Me cuesta admitirlo, me duele admitirlo: sólo con la Rubia tengo la confianza suficiente. O tendría. O tuve. Es difícil conjugar los verbos del fracaso. Pongamos que sí, pongamos que me trago el orgullo o sucumbo a la pena y me atrevo y la llamo y le explico lo sucedido, pongamos que la Rubia se acerca a verificar si en verdad hay una silueta perfilada en el techo de mi –¿nuestro?– dormitorio o es producto de mi delirio, una plasmación de mi mente enferma: no saldría bien parado en ninguno de los casos. Tengo todas las de perder.

Sin embargo, una silueta.

La observo con detenimiento. La evalúo. Recorro su anatomía de juguete con la mirada, me detengo en la forma de sus miembros, en lo alargado del tronco, en la posición de la cabeza, y de pronto me descubro en ella. No había reparado antes: la silueta tiene la forma exacta de mi cuerpo. Un espejo.

Si sale cara llamo a la Rubia, si sale cruz me jodo.

Una moneda de cincuenta céntimos en la mano. El universo entero cabe en mi dolor de cabeza. Rechinan mis entrañas, el laberinto fluvial que recorre mi cuerpo se ha secado, ni rastro de sangre en circulación, ni de jugos gástricos, ni de materia fecal.

Si sale cara llamo a la Rubia, si sale cruz me jodo.

El cuerpo anclado, el ánimo enclenque, ese campo semántico.

Imposible saber cuánto dura ya la convalecencia, cuánto me resta. Bajo la silueta de mi cuerpo, bajo esa nube, el tiempo no existe, no en la forma ni en la medida humana, no según los parámetros que hacen tictac los relojes. El tiempo es estética, hambre, humo, una perversión del alma.

Si una civilización alienígena contemplase nuestro planeta, si recibiese la luz emitida hace 35 años desde la distancia apropiada, si contemplase no justo nuestro planeta, sino mi cachito de planeta, contemplaría, al tiempo que convalezco en mi cama bajo una silueta inventada o no, la luz de mi infancia, la luz acomplejada de mi infancia, con suerte el niño abstraído en el fragor del juego, un navajazo de felicidad de oreja a oreja, ese espejismo de células incandescentes surcando el vacío hasta alcanzar una retina a años luz de las mías: la memoria.
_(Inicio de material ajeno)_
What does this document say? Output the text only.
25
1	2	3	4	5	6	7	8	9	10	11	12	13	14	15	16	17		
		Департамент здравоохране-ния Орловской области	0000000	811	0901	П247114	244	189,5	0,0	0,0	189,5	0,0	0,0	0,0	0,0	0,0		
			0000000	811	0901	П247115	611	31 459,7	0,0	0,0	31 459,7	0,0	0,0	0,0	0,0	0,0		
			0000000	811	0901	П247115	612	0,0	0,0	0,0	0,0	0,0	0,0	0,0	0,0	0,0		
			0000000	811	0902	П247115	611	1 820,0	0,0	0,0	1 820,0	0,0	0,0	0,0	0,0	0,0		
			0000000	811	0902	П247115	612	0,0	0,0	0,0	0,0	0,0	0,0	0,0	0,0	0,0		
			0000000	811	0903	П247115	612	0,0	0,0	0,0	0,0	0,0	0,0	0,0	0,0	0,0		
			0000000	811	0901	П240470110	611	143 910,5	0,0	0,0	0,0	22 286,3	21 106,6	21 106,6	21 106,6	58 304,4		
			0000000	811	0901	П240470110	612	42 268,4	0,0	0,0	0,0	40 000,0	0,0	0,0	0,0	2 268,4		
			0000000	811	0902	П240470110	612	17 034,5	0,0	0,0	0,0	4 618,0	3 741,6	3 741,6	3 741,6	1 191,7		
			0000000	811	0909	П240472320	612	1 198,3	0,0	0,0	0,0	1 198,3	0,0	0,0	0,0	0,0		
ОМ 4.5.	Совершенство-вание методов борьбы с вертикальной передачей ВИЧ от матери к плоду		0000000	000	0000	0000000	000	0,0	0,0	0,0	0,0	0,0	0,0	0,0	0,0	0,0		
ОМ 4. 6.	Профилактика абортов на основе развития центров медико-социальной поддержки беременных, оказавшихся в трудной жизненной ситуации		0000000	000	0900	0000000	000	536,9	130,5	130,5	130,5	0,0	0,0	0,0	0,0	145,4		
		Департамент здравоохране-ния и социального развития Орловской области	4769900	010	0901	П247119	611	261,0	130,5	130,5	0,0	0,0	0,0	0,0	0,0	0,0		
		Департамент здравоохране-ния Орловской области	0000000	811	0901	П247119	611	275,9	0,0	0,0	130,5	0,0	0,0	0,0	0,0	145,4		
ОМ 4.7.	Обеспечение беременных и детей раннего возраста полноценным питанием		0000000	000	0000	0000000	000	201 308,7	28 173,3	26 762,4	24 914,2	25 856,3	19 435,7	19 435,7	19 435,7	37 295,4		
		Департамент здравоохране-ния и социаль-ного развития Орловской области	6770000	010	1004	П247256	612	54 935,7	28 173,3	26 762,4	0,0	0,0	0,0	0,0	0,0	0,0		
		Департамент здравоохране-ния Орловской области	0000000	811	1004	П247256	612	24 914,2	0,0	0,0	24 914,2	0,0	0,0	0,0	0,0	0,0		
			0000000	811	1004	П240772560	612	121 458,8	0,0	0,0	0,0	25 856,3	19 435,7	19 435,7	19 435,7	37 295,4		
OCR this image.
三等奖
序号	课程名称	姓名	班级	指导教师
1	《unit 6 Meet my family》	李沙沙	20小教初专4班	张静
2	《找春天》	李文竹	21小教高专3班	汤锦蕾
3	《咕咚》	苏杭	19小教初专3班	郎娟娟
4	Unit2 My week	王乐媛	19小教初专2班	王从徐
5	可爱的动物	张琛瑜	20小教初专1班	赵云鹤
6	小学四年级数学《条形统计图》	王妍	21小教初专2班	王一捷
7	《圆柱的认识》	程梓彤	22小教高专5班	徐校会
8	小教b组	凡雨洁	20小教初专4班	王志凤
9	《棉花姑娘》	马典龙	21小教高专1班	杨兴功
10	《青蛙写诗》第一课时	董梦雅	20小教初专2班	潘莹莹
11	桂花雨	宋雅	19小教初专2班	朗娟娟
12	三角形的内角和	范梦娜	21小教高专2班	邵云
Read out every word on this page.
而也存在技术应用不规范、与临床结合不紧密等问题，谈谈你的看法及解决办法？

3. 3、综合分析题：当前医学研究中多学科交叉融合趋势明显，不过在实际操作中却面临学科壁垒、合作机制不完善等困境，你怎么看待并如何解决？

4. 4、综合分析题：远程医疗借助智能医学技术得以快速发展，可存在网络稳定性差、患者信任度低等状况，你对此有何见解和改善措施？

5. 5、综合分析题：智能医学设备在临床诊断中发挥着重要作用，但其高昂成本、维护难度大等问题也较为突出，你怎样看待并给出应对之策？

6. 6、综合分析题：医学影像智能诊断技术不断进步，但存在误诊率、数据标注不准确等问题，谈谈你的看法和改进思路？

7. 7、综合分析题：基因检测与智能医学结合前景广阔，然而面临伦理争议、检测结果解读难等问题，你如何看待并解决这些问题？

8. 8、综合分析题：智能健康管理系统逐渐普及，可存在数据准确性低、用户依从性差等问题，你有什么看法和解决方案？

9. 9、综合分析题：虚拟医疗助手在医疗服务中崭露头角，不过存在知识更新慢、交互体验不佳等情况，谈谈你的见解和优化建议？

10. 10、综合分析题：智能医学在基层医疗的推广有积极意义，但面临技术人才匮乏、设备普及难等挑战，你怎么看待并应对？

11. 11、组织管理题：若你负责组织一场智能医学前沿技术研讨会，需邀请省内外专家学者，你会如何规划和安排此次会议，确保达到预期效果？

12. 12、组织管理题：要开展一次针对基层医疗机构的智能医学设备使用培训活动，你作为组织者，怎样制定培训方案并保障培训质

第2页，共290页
Cambio de idea y decido no lanzar la moneda al aire. En lugar de eso, despejo la mesita de noche y barro con la mano el montón de libros, el blíster de analgésicos y el móvil. Sujeto la moneda en posición vertical, el canto apoyado en la mesita y, con la otra mano, catapulta con los dedos pulgar y corazón, la golpeo para hacerla girar. La moneda comienza a dar vueltas sobre su eje. No se desplaza, no efectúa ningún movimiento de traslación: gira sobre sí misma y cobra volumen, se esferifica, la cara y la cruz se funden en una única figura desquiciada.

Aguardo unos segundos. ¿Tantos? La moneda, para mi estupefacción, no se detiene, continúa girando sin dar muestras de cansancio y emite un zumbido que tampoco soy capaz de saber si tiene lugar dentro o fuera. Reparto la mirada entre la silueta del techo, ese trazo de tiza inventado o no, y la moneda que gira a perpetuidad sobre su propio eje. Si sale cara llamo a la Rubia, si sale cruz me jodo.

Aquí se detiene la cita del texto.